Keberhasilan Perjuangan DPRD dan Respon Cepat BWS
Percepatan kegiatan normalisasi sungai di Gorontalo Utara merupakan buah dari perjuangan gigih DPRD setempat, khususnya Komisi II. Anggota Komisi II, Lukum Diko, menegaskan bahwa pihak BWS Sulawesi II Gorontalo telah menerima usulan mereka dengan baik. Usulan ini mencakup kegiatan pengerukan sungai dalam bentuk kegiatan pengerukan di wilayah Kecamatan Anggrek yang sangat membutuhkan penanganan.
"Alhamdulillah pihak Balai Wilayah Sungai (BWS) Sulawesi II Gorontalo telah menerima kami, termasuk pengajuan usulan untuk kegiatan normalisasi sungai dalam bentuk kegiatan pengerukan sungai di Wilayah Kecamatan Anggrek," kata Lukum Diko. Pernyataan ini menunjukkan adanya sinergi yang baik antara lembaga legislatif daerah dan instansi terkait di tingkat pusat.
Pertemuan yang didampingi oleh Kepala Bappeda Gorontalo Utara Helmi Potutu ini membuahkan hasil konkret. Pihak BWS berkomitmen untuk segera melakukan pengerukan dua sungai utama, yaitu Sungai Tolongio dan Ilodulungga. Tindakan cepat ini diharapkan dapat mengatasi masalah pendangkalan yang selama ini menjadi penyebab utama banjir.
Pengerukan yang akan dimulai pada Desember ini menjadi solusi jangka pendek yang sangat dinanti. Lukum Diko menambahkan, "Respon pihak BWS ini tentu menjadi hadiah akhir tahun bagi masyarakat yang berharap kegiatan pengerukan tersebut dapat menyelamatkan lingkungan, khususnya mencegah banjir yang acapkali melanda di musim penghujan di akhir tahun, sebab sungai tak mampu lagi menampung debit air karena kedangkalan yang dialami."
Dampak Positif dan Harapan Pelestarian Lingkungan
Kegiatan normalisasi sungai ini diharapkan mampu memberikan dampak positif yang signifikan, terutama dalam mitigasi bencana banjir. Pendangkalan sungai telah menyebabkan kapasitas penampungan air berkurang drastis, sehingga banjir menjadi langganan di musim penghujan. Dengan pengerukan, daya tampung sungai akan kembali normal dan aliran air menjadi lancar.
DPRD Gorontalo Utara juga berharap agar kegiatan normalisasi sungai ini dapat dilakukan secara bertahap di seluruh daerah aliran sungai (DAS) di kabupaten tersebut. Data menunjukkan bahwa terdapat setidaknya 14 titik rawan banjir yang tersebar di 11 kecamatan wilayah pesisir. Penanganan yang komprehensif sangat diperlukan untuk melindungi masyarakat dari ancaman banjir.

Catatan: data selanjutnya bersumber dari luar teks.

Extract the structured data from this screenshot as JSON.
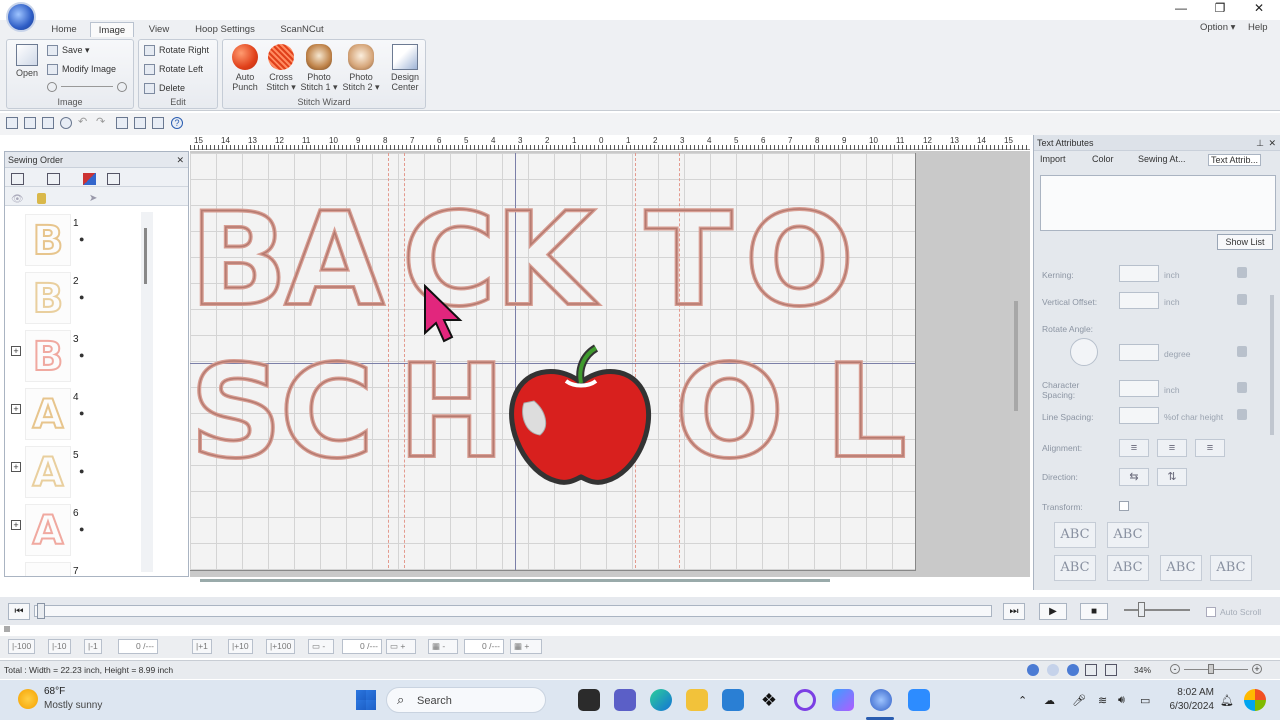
{
  "window": {
    "min_glyph": "—",
    "max_glyph": "❐",
    "close_glyph": "✕"
  },
  "tabs": [
    {
      "label": "Home"
    },
    {
      "label": "Image"
    },
    {
      "label": "View"
    },
    {
      "label": "Hoop Settings"
    },
    {
      "label": "ScanNCut"
    }
  ],
  "right_menu": {
    "option": "Option ▾",
    "help": "Help"
  },
  "ribbon": {
    "image_group": {
      "label": "Image",
      "open": "Open",
      "save": "Save ▾",
      "modify": "Modify Image"
    },
    "edit_group": {
      "label": "Edit",
      "rotate_right": "Rotate Right",
      "rotate_left": "Rotate Left",
      "delete": "Delete"
    },
    "stitch_group": {
      "label": "Stitch Wizard",
      "auto_punch": [
        "Auto",
        "Punch"
      ],
      "cross_stitch": [
        "Cross",
        "Stitch ▾"
      ],
      "photo1": [
        "Photo",
        "Stitch 1 ▾"
      ],
      "photo2": [
        "Photo",
        "Stitch 2 ▾"
      ],
      "design_center": [
        "Design",
        "Center"
      ]
    }
  },
  "ruler": [
    "15",
    "14",
    "13",
    "12",
    "11",
    "10",
    "9",
    "8",
    "7",
    "6",
    "5",
    "4",
    "3",
    "2",
    "1",
    "0",
    "1",
    "2",
    "3",
    "4",
    "5",
    "6",
    "7",
    "8",
    "9",
    "10",
    "11",
    "12",
    "13",
    "14",
    "15"
  ],
  "sewing_order": {
    "title": "Sewing Order",
    "items": [
      {
        "num": "1",
        "letter": "B",
        "color": "#e7c58d",
        "expand": ""
      },
      {
        "num": "2",
        "letter": "B",
        "color": "#e9cf9e",
        "expand": ""
      },
      {
        "num": "3",
        "letter": "B",
        "color": "#f0a9a0",
        "expand": "+"
      },
      {
        "num": "4",
        "letter": "A",
        "color": "#e7c58d",
        "expand": "+"
      },
      {
        "num": "5",
        "letter": "A",
        "color": "#e9cf9e",
        "expand": "+"
      },
      {
        "num": "6",
        "letter": "A",
        "color": "#f0a9a0",
        "expand": "+"
      },
      {
        "num": "7",
        "letter": "",
        "color": "#e9cf9e",
        "expand": ""
      }
    ]
  },
  "design": {
    "line1": [
      "B",
      "A",
      "C",
      "K",
      "T",
      "O"
    ],
    "line2": [
      "S",
      "C",
      "H",
      "O",
      "L"
    ]
  },
  "text_attributes": {
    "title": "Text Attributes",
    "tabs": [
      "Import",
      "Color",
      "Sewing At...",
      "Text Attrib..."
    ],
    "show_list": "Show List",
    "kerning": "Kerning:",
    "kerning_unit": "inch",
    "voffset": "Vertical Offset:",
    "voffset_unit": "inch",
    "rotate": "Rotate Angle:",
    "rotate_unit": "degree",
    "charspacing": "Character Spacing:",
    "charspacing_unit": "inch",
    "linespacing": "Line Spacing:",
    "linespacing_unit": "%of char height",
    "alignment": "Alignment:",
    "direction": "Direction:",
    "transform": "Transform:",
    "abc": "ABC"
  },
  "player": {
    "auto_scroll": "Auto Scroll"
  },
  "stepbar": {
    "b1": "|-100",
    "b2": "|-10",
    "b3": "|-1",
    "f1": "0 /---",
    "b4": "|+1",
    "b5": "|+10",
    "b6": "|+100",
    "f2": "0 /---",
    "f3": "0 /---"
  },
  "status": {
    "size": "Total : Width = 22.23 inch, Height = 8.99 inch",
    "zoom": "34%"
  },
  "taskbar": {
    "temp": "68°F",
    "weather": "Mostly sunny",
    "search": "Search",
    "time": "8:02 AM",
    "date": "6/30/2024"
  }
}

Selain normalisasi fisik, upaya pelestarian lingkungan secara menyeluruh juga menjadi fokus utama. Lukum Diko menekankan pentingnya peran serta seluruh pihak dalam kampanye sadar lingkungan. "Kami pun berharap seluruh pihak untuk bahu membahu melakukan kampanye sadar lingkungan, yaitu dengan tidak membuang sampah di saluran air, sungai dan laut. Serta bergotong royong menanam pohon sebanyak-banyaknya sebagai upaya penghijauan serentak, melestarikan paru-paru hijau, serta mencegah banjir dan tanah longsor," ujarnya.

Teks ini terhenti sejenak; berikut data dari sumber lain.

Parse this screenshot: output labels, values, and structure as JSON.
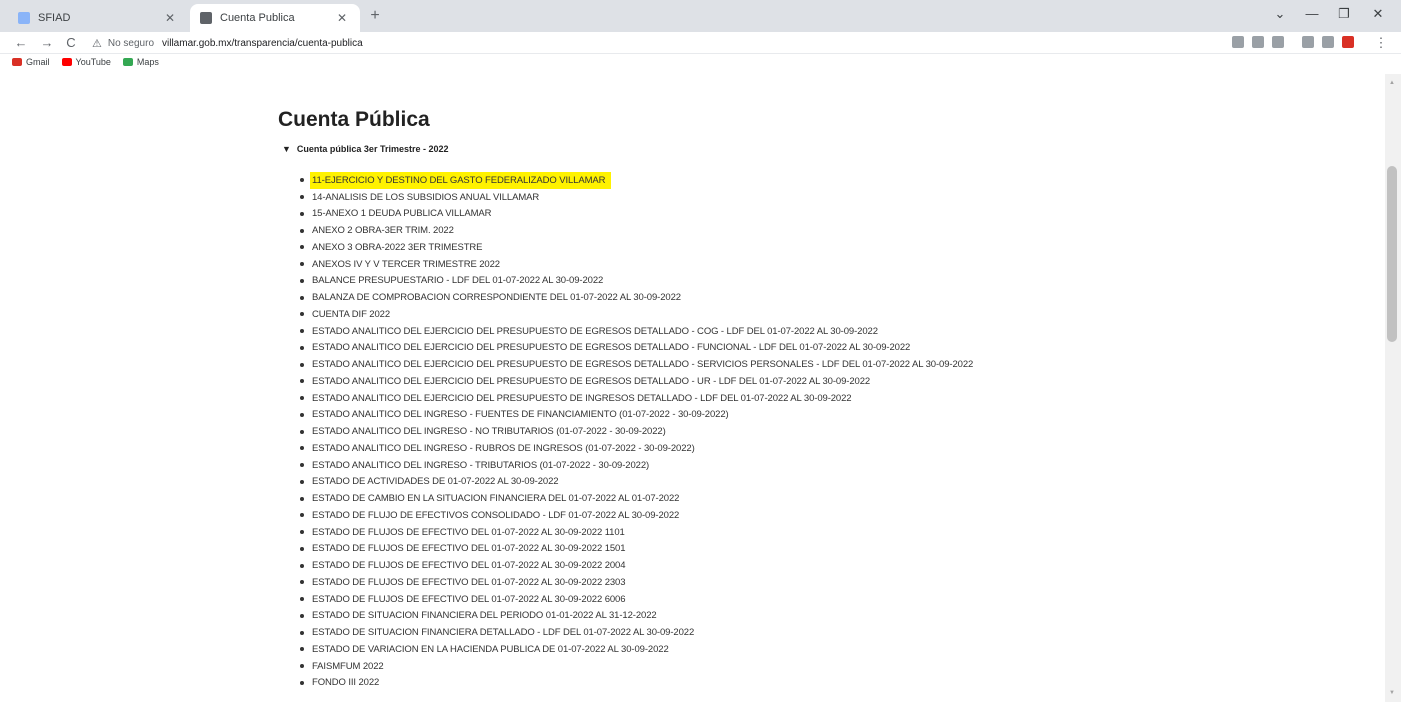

Kesadaran masyarakat untuk tidak membuang sampah sembarangan di sungai dan laut, serta gerakan penghijauan melalui penanaman pohon, adalah langkah krusial. Upaya ini tidak hanya mencegah banjir dan tanah longsor, tetapi juga melestarikan ekosistem dan menjaga kualitas lingkungan hidup di Gorontalo Utara untuk generasi mendatang.